Given that DirectX is based on the Component Object Model (COM) technology, the OpenCV library is also mainly developed in C/C++, and components such as MODI and MFC are also based on C++ descriptions and other technical factors, the software system uses Visual Studio 6.0 as the development tool and chooses C++ for program design. Using a compiler that supports C++, programs with high execution efficiency can be generated, and the design of object-oriented programs can achieve good data encapsulation.
3.2 System scalability design
The MVC software architecture can achieve the maximum degree of loose coupling between modules and ensure the scalability and reusability of the system [1]. Figure 4 is the UML main class diagram of the system. The design scheme implements the expansion of the certificate system through the expansion model, view and controller.

(1) Model part
The model part is represented by data-related processing operations such as image acquisition, processing, and text recognition. When designing the system, the processing operations related to image data processing are encapsulated and the CDibImage class is implemented. This class describes all data processing related to document images. Based on the analysis and summary of the characteristics of document images in such systems, a set of reasonable and effective processing flow solutions are proposed, and the OpenCV image library is used to implement automatic white balance color compensation, distortion spline curve modeling distortion compensation [7], tilt angle detection based on contour information and Hough transform to complete tilt correction, coarse and fine segmentation combined with image prior knowledge, and text information recognition. This solution is a general processing flow and solution that realizes the correct segmentation of each information block of the document image and is suitable for all document image processing, so it can adapt to the needs of new document recognition in the future. The expansion of the model includes increasing the function set of the model and expanding the application objects of the model. The former, such as adding image gamma value correction algorithm, can be achieved by adding new data processing functions or encapsulating through some specific classes. The latter, for example, uses an existing model to process a new type of certificate. In this case, it can be realized by simply redesigning the distribution pattern of the corresponding information segments on the certificate according to the above process.
(2) Controller part
In order to ensure logical consistency, only a single controller is usually designed in a system using MVC design[9]. Obviously, a single controller needs to be called multiple times in the system. For this reason, the system uses the singleton pattern [8] to design the controller. Applying the singleton pattern to the controller design in the MVC pattern can make the system development process more secure, eliminate the potential insecurity caused by the global scope of the controller (equivalent to global variables), and facilitate the expansion design of software scale. Usually, the singleton class itself is responsible for saving its only instance and uses a static member function to provide a global access point[9].
Define a controller class Controller and define a static member function GetInstance for the class to provide a global access point for the class operation. The Controller class also defines a state member variable static Controller* singleton to save a pointer to its only instance. Clients only access this singleton through the Controller::GetInstance function. The pointer variable Singleton is initialized to 0, and the static function GetInstance returns the variable value. If its value is 0, it is initialized with the only instance. Singleton uses lazy initialization, and its return value is not created and saved until the first access. The constructor of the Controller class is a private type. Programs that attempt to directly instantiate the Controller class will get an error message during compilation, which ensures that only one instance can be created.
(3) View part
The view part of the software system is presented as a graphical user interface that interacts with the user. The CTabCtrl page table container control is used in the software design to accommodate various document display pages. For this purpose, a class CTabSheet is designed, and its UML class attributes are shown in Figure 5.
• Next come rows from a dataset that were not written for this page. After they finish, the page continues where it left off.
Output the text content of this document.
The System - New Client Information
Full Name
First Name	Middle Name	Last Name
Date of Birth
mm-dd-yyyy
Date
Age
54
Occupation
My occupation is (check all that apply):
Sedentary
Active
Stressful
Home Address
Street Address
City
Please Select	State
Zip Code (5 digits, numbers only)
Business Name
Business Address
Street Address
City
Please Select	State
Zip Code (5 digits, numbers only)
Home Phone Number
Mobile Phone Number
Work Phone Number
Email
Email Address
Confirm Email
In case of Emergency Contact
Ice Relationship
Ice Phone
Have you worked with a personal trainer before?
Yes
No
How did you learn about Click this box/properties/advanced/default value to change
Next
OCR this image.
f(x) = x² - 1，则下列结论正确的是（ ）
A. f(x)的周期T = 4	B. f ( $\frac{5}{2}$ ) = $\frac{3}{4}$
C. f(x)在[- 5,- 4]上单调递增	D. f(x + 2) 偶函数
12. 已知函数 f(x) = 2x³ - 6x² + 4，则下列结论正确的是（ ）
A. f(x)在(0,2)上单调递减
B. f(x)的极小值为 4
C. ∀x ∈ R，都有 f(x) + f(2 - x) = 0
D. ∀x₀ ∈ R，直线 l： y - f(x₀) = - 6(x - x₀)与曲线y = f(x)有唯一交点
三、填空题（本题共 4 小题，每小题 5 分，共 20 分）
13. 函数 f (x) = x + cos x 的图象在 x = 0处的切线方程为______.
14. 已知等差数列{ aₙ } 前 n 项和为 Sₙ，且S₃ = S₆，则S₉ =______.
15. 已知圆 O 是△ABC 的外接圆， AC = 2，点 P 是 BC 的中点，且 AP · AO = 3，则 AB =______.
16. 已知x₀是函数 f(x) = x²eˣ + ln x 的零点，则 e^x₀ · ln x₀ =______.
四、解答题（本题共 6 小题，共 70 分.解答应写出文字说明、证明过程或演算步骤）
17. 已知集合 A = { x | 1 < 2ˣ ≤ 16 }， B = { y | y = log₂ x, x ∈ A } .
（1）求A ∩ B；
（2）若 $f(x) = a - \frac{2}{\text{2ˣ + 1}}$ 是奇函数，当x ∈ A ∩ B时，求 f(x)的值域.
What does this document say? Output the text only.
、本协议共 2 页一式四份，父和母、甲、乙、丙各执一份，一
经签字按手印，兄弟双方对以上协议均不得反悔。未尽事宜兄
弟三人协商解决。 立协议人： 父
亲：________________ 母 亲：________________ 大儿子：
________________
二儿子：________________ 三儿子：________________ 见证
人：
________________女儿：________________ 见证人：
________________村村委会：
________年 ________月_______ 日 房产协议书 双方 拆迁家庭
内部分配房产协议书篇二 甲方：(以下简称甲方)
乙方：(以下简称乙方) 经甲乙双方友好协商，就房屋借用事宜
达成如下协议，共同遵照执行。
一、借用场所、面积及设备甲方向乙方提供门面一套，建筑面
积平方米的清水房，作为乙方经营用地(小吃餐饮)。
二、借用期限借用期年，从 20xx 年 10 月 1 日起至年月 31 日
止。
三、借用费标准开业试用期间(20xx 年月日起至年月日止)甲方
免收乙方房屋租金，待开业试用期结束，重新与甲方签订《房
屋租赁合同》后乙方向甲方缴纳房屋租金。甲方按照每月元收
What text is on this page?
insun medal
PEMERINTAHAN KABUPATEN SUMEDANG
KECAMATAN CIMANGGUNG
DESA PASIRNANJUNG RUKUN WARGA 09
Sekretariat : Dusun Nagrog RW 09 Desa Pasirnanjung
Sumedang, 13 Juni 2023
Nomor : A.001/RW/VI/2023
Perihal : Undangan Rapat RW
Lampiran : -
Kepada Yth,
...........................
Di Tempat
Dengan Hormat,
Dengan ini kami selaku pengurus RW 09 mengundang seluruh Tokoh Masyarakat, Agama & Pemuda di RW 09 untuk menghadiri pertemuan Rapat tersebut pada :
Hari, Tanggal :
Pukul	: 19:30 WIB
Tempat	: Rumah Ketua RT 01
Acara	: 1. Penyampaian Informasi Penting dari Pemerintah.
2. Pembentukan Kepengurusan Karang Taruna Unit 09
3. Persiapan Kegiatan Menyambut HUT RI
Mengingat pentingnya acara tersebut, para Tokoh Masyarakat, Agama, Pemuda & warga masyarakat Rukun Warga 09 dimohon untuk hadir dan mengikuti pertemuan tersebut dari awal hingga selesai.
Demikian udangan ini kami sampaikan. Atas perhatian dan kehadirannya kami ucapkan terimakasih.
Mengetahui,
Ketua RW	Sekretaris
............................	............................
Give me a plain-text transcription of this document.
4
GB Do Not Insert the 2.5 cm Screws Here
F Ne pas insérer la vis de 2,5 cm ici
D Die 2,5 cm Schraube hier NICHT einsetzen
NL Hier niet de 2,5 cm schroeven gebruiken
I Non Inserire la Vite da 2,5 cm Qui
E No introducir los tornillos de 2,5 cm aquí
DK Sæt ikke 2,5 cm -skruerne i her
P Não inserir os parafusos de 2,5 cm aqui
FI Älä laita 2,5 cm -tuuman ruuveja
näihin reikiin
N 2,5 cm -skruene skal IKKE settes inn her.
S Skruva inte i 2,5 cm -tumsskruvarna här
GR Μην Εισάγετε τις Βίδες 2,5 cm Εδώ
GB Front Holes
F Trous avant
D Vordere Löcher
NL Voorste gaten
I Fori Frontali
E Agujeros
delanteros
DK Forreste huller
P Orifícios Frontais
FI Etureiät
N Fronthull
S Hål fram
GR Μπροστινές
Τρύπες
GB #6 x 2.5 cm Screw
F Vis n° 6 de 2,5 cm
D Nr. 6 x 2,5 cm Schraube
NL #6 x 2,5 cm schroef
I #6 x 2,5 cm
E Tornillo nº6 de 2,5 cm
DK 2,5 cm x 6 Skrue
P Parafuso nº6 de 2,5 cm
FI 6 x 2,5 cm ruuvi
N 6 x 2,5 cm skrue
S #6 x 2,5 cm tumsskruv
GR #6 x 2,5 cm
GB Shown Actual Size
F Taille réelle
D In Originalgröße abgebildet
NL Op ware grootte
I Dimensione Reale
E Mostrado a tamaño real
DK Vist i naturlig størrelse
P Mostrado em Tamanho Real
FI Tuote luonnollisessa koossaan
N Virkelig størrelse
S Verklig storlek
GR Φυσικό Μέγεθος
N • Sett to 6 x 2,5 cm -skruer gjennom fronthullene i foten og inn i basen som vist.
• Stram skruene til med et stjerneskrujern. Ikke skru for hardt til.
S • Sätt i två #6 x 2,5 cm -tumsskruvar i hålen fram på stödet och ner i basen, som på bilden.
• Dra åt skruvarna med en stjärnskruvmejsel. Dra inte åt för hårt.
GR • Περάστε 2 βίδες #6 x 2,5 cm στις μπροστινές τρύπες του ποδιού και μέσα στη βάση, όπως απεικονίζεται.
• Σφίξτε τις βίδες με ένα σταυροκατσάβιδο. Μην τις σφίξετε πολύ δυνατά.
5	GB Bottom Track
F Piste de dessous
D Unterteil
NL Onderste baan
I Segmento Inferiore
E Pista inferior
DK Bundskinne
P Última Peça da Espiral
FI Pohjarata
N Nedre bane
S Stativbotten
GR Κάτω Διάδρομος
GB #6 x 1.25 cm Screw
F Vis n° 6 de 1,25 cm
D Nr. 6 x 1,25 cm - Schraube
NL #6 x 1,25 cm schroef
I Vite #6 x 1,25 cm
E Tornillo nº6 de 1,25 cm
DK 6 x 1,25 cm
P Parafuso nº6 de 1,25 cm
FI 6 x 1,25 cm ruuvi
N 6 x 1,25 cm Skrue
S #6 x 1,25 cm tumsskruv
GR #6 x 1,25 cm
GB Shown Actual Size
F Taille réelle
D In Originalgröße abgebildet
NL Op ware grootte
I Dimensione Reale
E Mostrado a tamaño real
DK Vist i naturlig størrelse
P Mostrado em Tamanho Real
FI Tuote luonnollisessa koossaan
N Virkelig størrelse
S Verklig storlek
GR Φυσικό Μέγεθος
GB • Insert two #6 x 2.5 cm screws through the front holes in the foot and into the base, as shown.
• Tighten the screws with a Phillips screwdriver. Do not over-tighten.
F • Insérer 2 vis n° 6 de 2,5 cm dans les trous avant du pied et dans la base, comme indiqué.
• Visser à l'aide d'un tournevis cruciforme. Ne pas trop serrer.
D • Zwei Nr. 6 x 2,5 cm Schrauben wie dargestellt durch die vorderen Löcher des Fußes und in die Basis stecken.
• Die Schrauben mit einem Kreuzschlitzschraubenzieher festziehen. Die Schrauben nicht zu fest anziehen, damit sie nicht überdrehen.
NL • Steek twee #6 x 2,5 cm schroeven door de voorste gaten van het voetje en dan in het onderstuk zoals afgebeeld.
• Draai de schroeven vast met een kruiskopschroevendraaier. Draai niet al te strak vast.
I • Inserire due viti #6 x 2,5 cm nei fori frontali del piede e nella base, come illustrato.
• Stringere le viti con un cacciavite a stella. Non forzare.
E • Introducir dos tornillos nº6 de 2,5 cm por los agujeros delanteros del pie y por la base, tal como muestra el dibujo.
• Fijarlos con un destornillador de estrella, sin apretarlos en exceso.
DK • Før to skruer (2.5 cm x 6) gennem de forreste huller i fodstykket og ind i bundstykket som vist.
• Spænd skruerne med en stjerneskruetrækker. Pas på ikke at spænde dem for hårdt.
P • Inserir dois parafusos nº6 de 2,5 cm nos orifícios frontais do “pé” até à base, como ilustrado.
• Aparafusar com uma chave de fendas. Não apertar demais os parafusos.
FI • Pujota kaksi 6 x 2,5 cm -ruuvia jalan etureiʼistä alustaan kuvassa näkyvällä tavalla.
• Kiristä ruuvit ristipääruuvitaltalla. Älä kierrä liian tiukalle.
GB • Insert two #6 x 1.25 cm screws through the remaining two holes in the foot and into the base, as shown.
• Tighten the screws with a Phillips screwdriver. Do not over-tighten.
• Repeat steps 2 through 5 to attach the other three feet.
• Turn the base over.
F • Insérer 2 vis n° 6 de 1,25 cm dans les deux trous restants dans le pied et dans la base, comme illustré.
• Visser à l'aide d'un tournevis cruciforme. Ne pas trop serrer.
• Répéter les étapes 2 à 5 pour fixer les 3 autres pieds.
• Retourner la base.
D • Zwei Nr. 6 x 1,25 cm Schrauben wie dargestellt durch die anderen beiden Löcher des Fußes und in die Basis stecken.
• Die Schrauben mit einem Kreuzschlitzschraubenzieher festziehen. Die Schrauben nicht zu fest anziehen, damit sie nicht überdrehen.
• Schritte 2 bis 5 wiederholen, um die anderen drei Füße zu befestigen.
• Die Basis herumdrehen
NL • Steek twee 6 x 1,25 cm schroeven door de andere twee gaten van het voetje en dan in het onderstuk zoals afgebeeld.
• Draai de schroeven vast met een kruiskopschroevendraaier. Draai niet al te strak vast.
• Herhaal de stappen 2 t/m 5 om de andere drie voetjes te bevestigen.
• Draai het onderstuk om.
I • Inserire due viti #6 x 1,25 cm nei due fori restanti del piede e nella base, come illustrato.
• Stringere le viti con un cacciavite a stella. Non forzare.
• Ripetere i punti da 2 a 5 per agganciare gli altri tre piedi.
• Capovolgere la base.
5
Using the CTabSheet class, you only need to maintain an object of this class, CTabSheet m_tabSheetCard, in the main interface to manage and control each page. For example, to add a page, just call the CTabSheet::AddPage() method; to change the page, just call the TabSheet::SetCurSel() method to set the currently selected new page. In the system, all certificate sub-dialog classes inherit from the CCertificate class, as shown in Figure 6, and this class inherits from the CDialog class in MFC. If you want to add a new passport page, you can use the MFC wizard to generate the corresponding CPassport class.

4 Experiments
The lens of the hardware device in the experiment uses the wide-angle lens introduced above, and the PC uses Lenovo Pentium dual-core CPU Qitian M6900 PC machine. The system first performs spline function distortion compensation on the collected image, and the ID card image after correction is shown in Figure 7; then the processed ID card image is recognized, and the information content of the collected ID card is shown in Figure 8. From the perspective of the entire collection and recognition situation, the ID card system designed in this scheme can effectively realize the functions of image input, capture, processing and ID card information recognition.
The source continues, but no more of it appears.